La cour a ordonné qu’il fasse l’objet d’une mesure de suivi judiciaire pendant huit ans, lui interdisant notamment d’entrer en relation avec les victimes, mais aussi de diffuser tout ouvrage, œuvre audiovisuelle ou intervention publique qui porterait sur cette infraction. Elle l’a aussi condamné à une interdiction définitive du territoire français une fois sa peine purgée.
Cette décision clôture trois semaines d’un procès «insensé», ponctué de manœuvres dilatoires de la part de la défense, selon les avocats des parties civiles. Dès le premier jour, les quatre conseils de Tariq Ramadan ont expliqué qu’il avait été hospitalisé plus tôt en Suisse – alors que son contrôle judiciaire lui interdit de quitter la France – en raison d’une «poussée» de sclérose en plaques. À l’appui, ils ont transmis un certificat médical le décrivant comme «vidé de son énergie vitale» et nécessitant une «période de repos d’une semaine à dix jours». Cette annonce inattendue a immédiatement posé la question d’un renvoi du procès à une date ultérieure à laquelle il serait en état de comparaître. Me David-Olivier Kaminski, avocat d’une des victimes, y a immédiatement vu une volonté «d’éluder le débat». «Il ne faut pas se leurrer, Tariq Ramadan utilise tous les moyens pour ne pas comparaître et pour ne pas être jugé», a abondé l’avocat général.
Une «parodie de justice»
Dans ces circonstances, la cour criminelle a ordonné qu’une expertise médicale soit réalisée par deux neurologues. Quatre jours plus tard, le 6 mars, le couperet est tombé : les médecins ont estimé que le prédicateur était en mesure de faire face à la justice. Dans leur rapport, lu à l’audience par la présidente de la cour Corinne Goetzmann, les neurologues ont conclu à la «stabilité de la sclérose en plaques» dont souffre l’islamologue depuis plusieurs années «sans signe de poussée récente». La magistrate a donc décidé de juger l’accusé de 63 ans par défaut et à huis clos comme le réclamait l’une des parties civiles. Elle a aussi délivré un mandat d’arrêt «à exécution et diffusion immédiate» à son encontre.
Face à cette décision, ses avocats – Mes Marie Burguburu, Sarah May Vogelhut, Nabila Asmane et Ouadie Elhamamouchi – ont fustigé une «parodie de justice» et claqué la porte de la salle d’audience, dans un nouveau coup de théâtre judiciaire. «Est-ce qu’on a un autre choix que de partir ?», a déclaré devant la presse l’un d’eux, Me Ouadie Elhamamouchi.
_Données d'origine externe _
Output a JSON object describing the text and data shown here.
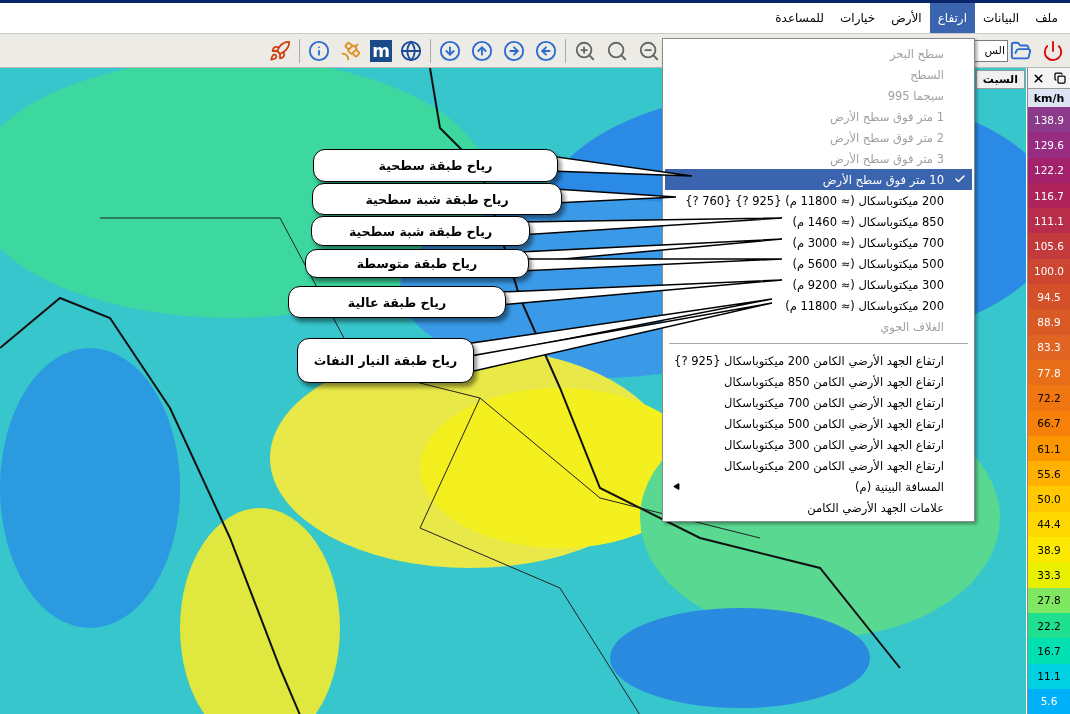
{
  "menu_bar": [
    {
      "label": "ملف",
      "selected": false
    },
    {
      "label": "البيانات",
      "selected": false
    },
    {
      "label": "ارتفاع",
      "selected": true
    },
    {
      "label": "الأرض",
      "selected": false
    },
    {
      "label": "خيارات",
      "selected": false
    },
    {
      "label": "للمساعدة",
      "selected": false
    }
  ],
  "toolbar": {
    "field_value": "الس",
    "logo_letter": "m"
  },
  "side_panel": {
    "title": "السبت"
  },
  "dropdown": [
    {
      "kind": "item",
      "label": "سطح البحر",
      "disabled": true,
      "selected": false
    },
    {
      "kind": "item",
      "label": "السطح",
      "disabled": true,
      "selected": false
    },
    {
      "kind": "item",
      "label": "سيجما 995",
      "disabled": true,
      "selected": false
    },
    {
      "kind": "item",
      "label": "1 متر فوق سطح الأرض",
      "disabled": true,
      "selected": false
    },
    {
      "kind": "item",
      "label": "2 متر فوق سطح الأرض",
      "disabled": true,
      "selected": false
    },
    {
      "kind": "item",
      "label": "3 متر فوق سطح الأرض",
      "disabled": true,
      "selected": false
    },
    {
      "kind": "item",
      "label": "10 متر فوق سطح الأرض",
      "disabled": false,
      "selected": true
    },
    {
      "kind": "item",
      "label": "200 ميكتوباسكال (≈ 11800 م) {925 ?} {760 ?}",
      "disabled": false,
      "selected": false
    },
    {
      "kind": "item",
      "label": "850 ميكتوباسكال (≈ 1460 م)",
      "disabled": false,
      "selected": false
    },
    {
      "kind": "item",
      "label": "700 ميكتوباسكال (≈ 3000 م)",
      "disabled": false,
      "selected": false
    },
    {
      "kind": "item",
      "label": "500 ميكتوباسكال (≈ 5600 م)",
      "disabled": false,
      "selected": false
    },
    {
      "kind": "item",
      "label": "300 ميكتوباسكال (≈ 9200 م)",
      "disabled": false,
      "selected": false
    },
    {
      "kind": "item",
      "label": "200 ميكتوباسكال (≈ 11800 م)",
      "disabled": false,
      "selected": false
    },
    {
      "kind": "item",
      "label": "الغلاف الجوي",
      "disabled": true,
      "selected": false
    },
    {
      "kind": "separator"
    },
    {
      "kind": "item",
      "label": "ارتفاع الجهد الأرضي الكامن 200 ميكتوباسكال {925 ?}",
      "disabled": false,
      "selected": false
    },
    {
      "kind": "item",
      "label": "ارتفاع الجهد الأرضي الكامن 850 ميكتوباسكال",
      "disabled": false,
      "selected": false
    },
    {
      "kind": "item",
      "label": "ارتفاع الجهد الأرضي الكامن 700 ميكتوباسكال",
      "disabled": false,
      "selected": false
    },
    {
      "kind": "item",
      "label": "ارتفاع الجهد الأرضي الكامن 500 ميكتوباسكال",
      "disabled": false,
      "selected": false
    },
    {
      "kind": "item",
      "label": "ارتفاع الجهد الأرضي الكامن 300 ميكتوباسكال",
      "disabled": false,
      "selected": false
    },
    {
      "kind": "item",
      "label": "ارتفاع الجهد الأرضي الكامن 200 ميكتوباسكال",
      "disabled": false,
      "selected": false
    },
    {
      "kind": "submenu",
      "label": "المسافة البينية (م)",
      "disabled": false,
      "selected": false
    },
    {
      "kind": "item",
      "label": "علامات الجهد الأرضي الكامن",
      "disabled": false,
      "selected": false
    }
  ],
  "callouts": [
    "رياح طبقة سطحية",
    "رياح طبقة شبة سطحية",
    "رياح طبقة شبة سطحية",
    "رياح طبقة متوسطة",
    "رياح طبقة عالية",
    "رياح طبقة النيار النفاث"
  ],
  "legend": {
    "unit": "km/h",
    "steps": [
      {
        "value": "138.9",
        "color": "#8c3a8c"
      },
      {
        "value": "129.6",
        "color": "#982c80"
      },
      {
        "value": "122.2",
        "color": "#a4226c"
      },
      {
        "value": "116.7",
        "color": "#ae245a"
      },
      {
        "value": "111.1",
        "color": "#b82e4a"
      },
      {
        "value": "105.6",
        "color": "#c23a3c"
      },
      {
        "value": "100.0",
        "color": "#cc4632"
      },
      {
        "value": "94.5",
        "color": "#d4502a"
      },
      {
        "value": "88.9",
        "color": "#da5a26"
      },
      {
        "value": "83.3",
        "color": "#e06422"
      },
      {
        "value": "77.8",
        "color": "#e86e1a"
      },
      {
        "value": "72.2",
        "color": "#f07612"
      },
      {
        "value": "66.7",
        "color": "#f6800a"
      },
      {
        "value": "61.1",
        "color": "#fa9600"
      },
      {
        "value": "55.6",
        "color": "#ffb000"
      },
      {
        "value": "50.0",
        "color": "#ffc800"
      },
      {
        "value": "44.4",
        "color": "#ffd800"
      },
      {
        "value": "38.9",
        "color": "#fce800"
      },
      {
        "value": "33.3",
        "color": "#e8f000"
      },
      {
        "value": "27.8",
        "color": "#80e860"
      },
      {
        "value": "22.2",
        "color": "#20e090"
      },
      {
        "value": "16.7",
        "color": "#00e0b0"
      },
      {
        "value": "11.1",
        "color": "#00d0e0"
      },
      {
        "value": "5.6",
        "color": "#00b0f8"
      }
    ]
  }
}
Et d’ajouter : «Tariq encore une fois (…) l’objet d’un acharnement judiciaire.» Dès lors, les journées d’audiences se sont succédé, privées des explications de la défense pourtant nécessaires à la tenue d’un procès équitable. Une situation vécue comme un camouflet par les plaignantes qui attendaient ce procès, plus de 15 ans après les faits pour l’une d’entre elles. «C’est encore une manière d’afficher son mépris par rapport aux autorités et aux victimes», a déploré la pénaliste Sarah Mauger-Poliak.
Mardi 24 mars, un énième rebondissement a étonné les parties civiles : de nouveaux avocats de la défense ont transmis à la cour un certificat médical informant d’une prochaine hospitalisation en psychiatrie de l’accusé, sans que cela n’ait d’incidence sur le cours de l’audience. «Jour après jour, les preuves accablantes de sa culpabilité s’accumulent. Ce matin, Monsieur Ramadan a tenté une manœuvre de la dernière chance qui a fait flop afin d’échapper à ses lourdes et graves responsabilités pénales», a commenté Me David-Olivier Kaminski.